A expansão econômica dos Estados Unidos é o grande argumento da campanha. O último dado trimestral do PIB americano, 3,2%, surpreendeu os analistas e foi motivo de grande celebração para o republicano. A diminuição dos impostos para as corporações americanas, que baixou de 35% para 21%, também é um ponto alto. Em suma, o presidente Trump começou seu governo atraindo de volta aos EUA empresas, aumentou a geração de empregos, o consumo e o PIB. O resultado foi o aumento do poder de compra e melhora na qualidade de vida dos americanos, fatores que devem pesar muito mais do que a consonância ideológica com Trump na hora de votar.

Os resultados econômicos da gestão Tump favoreceram, também, o mercado para iniciativas estrangeiras se posicionarem nos EUA. Dados do Mapa Bilateral de Investimentos Brasil-EUA, desenvolvido pela Apex-Brasil em parceria com o Brazil/U.S Business Council e a Amcham Brasil, mostram que os Estados Unidos foram a segunda maior origem das importações brasileiras, totalizando US$ 25,1 bilhões em 2017. Do ponto de vista americano, o Brasil foi o 12º maior mercado de destino de suas exportações, com 2,08 % do total, e foi o 17º maior fornecedor de bens e serviços importados nos EUA em 2017, com 1,20% do total.
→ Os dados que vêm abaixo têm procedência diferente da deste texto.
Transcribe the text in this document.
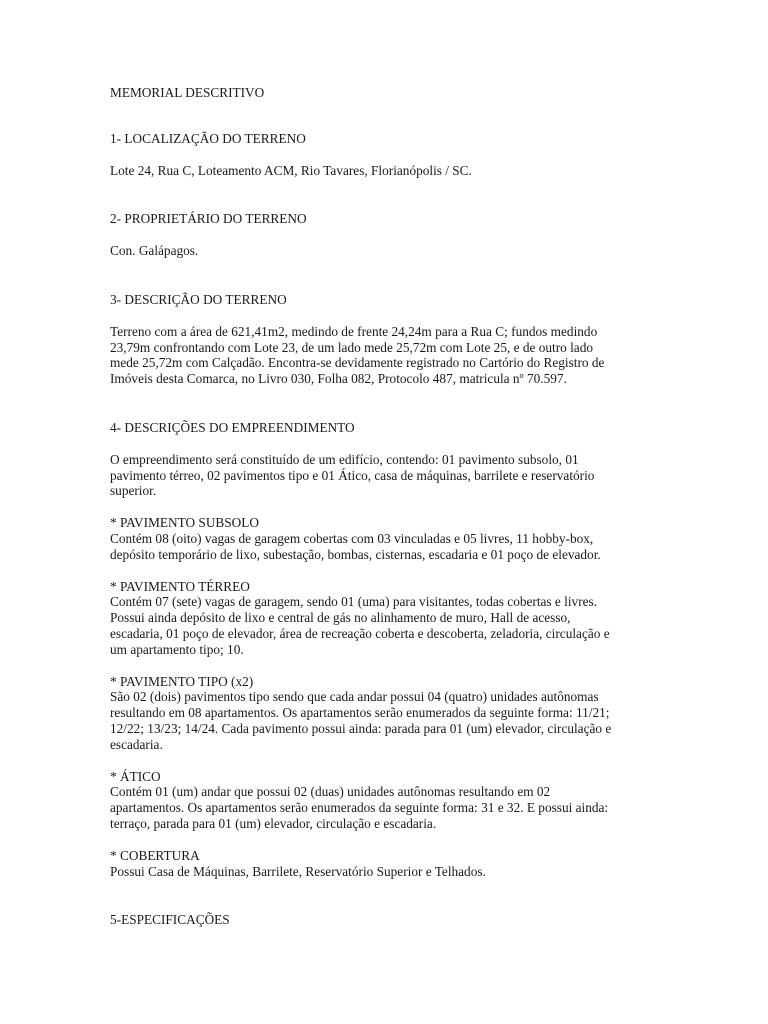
MEMORIAL DESCRITIVO
1- LOCALIZAÇÃO DO TERRENO
Lote 24, Rua C, Loteamento ACM, Rio Tavares, Florianópolis / SC.
2- PROPRIETÁRIO DO TERRENO
Con. Galápagos.
3- DESCRIÇÃO DO TERRENO
Terreno com a área de 621,41m2, medindo de frente 24,24m para a Rua C; fundos medindo
23,79m confrontando com Lote 23, de um lado mede 25,72m com Lote 25, e de outro lado
mede 25,72m com Calçadão. Encontra-se devidamente registrado no Cartório do Registro de
Imóveis desta Comarca, no Livro 030, Folha 082, Protocolo 487, matricula nº 70.597.
4- DESCRIÇÕES DO EMPREENDIMENTO
O empreendimento será constituído de um edifício, contendo: 01 pavimento subsolo, 01
pavimento térreo, 02 pavimentos tipo e 01 Ático, casa de máquinas, barrilete e reservatório
superior.
* PAVIMENTO SUBSOLO
Contém 08 (oito) vagas de garagem cobertas com 03 vinculadas e 05 livres, 11 hobby-box,
depósito temporário de lixo, subestação, bombas, cisternas, escadaria e 01 poço de elevador.
* PAVIMENTO TÉRREO
Contém 07 (sete) vagas de garagem, sendo 01 (uma) para visitantes, todas cobertas e livres.
Possui ainda depósito de lixo e central de gás no alinhamento de muro, Hall de acesso,
escadaria, 01 poço de elevador, área de recreação coberta e descoberta, zeladoria, circulação e
um apartamento tipo; 10.
* PAVIMENTO TIPO (x2)
São 02 (dois) pavimentos tipo sendo que cada andar possui 04 (quatro) unidades autônomas
resultando em 08 apartamentos. Os apartamentos serão enumerados da seguinte forma: 11/21;
12/22; 13/23; 14/24. Cada pavimento possui ainda: parada para 01 (um) elevador, circulação e
escadaria.
* ÁTICO
Contém 01 (um) andar que possui 02 (duas) unidades autônomas resultando em 02
apartamentos. Os apartamentos serão enumerados da seguinte forma: 31 e 32. E possui ainda:
terraço, parada para 01 (um) elevador, circulação e escadaria.
* COBERTURA
Possui Casa de Máquinas, Barrilete, Reservatório Superior e Telhados.
5-ESPECIFICAÇÕES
 cada vez maior o número de empresários brasileiros que apostam no mercado americano para proteger seus patrimônios e garantir seus investimentos. Detectamos um aumento de 25%, somente este ano, na procura por internacionalização de negócios brasileiros nos EUA. O mesmo acontece com empresários do mundo todo, o que nos remete ao indício de que a economia americana segue mostrando solidez e confiabilidade.

A entrada de investimentos brasileiros nos EUA, além dos motivos óbvios mencionados acima, traz, consigo, o fortalecimento das empresas e empreendedores por terem uma moeda forte em seu portfólio e o processo educativo de como funciona um país de real livre iniciativa.

O Mapa Bilateral de Investimentos Brasil/USA 2019 revela, também, que o estoque de IED (investimento estrangeiro direto) brasileiro nos Estados Unidos cresceu 356% entre 2008, quando era de US$ 9,3 bilhões, para US$ 42,8 bilhões em 2017. Trump deve usar todos esses fatores econômicos como força central na campanha de reeleição.

O que a política americana pode esperar para os próximos meses é uma acirrada disputa entre ideologia e números reais. As vantagens do cenário econômico são indiscutíveis, mas existem pontos de vulnerabilidade a serem trabalhados. Apesar de a economia ser o ponto forte da reeleição de Trump, o presidente não é visto como um dos mais populares. Existe muito trabalho a ser feito.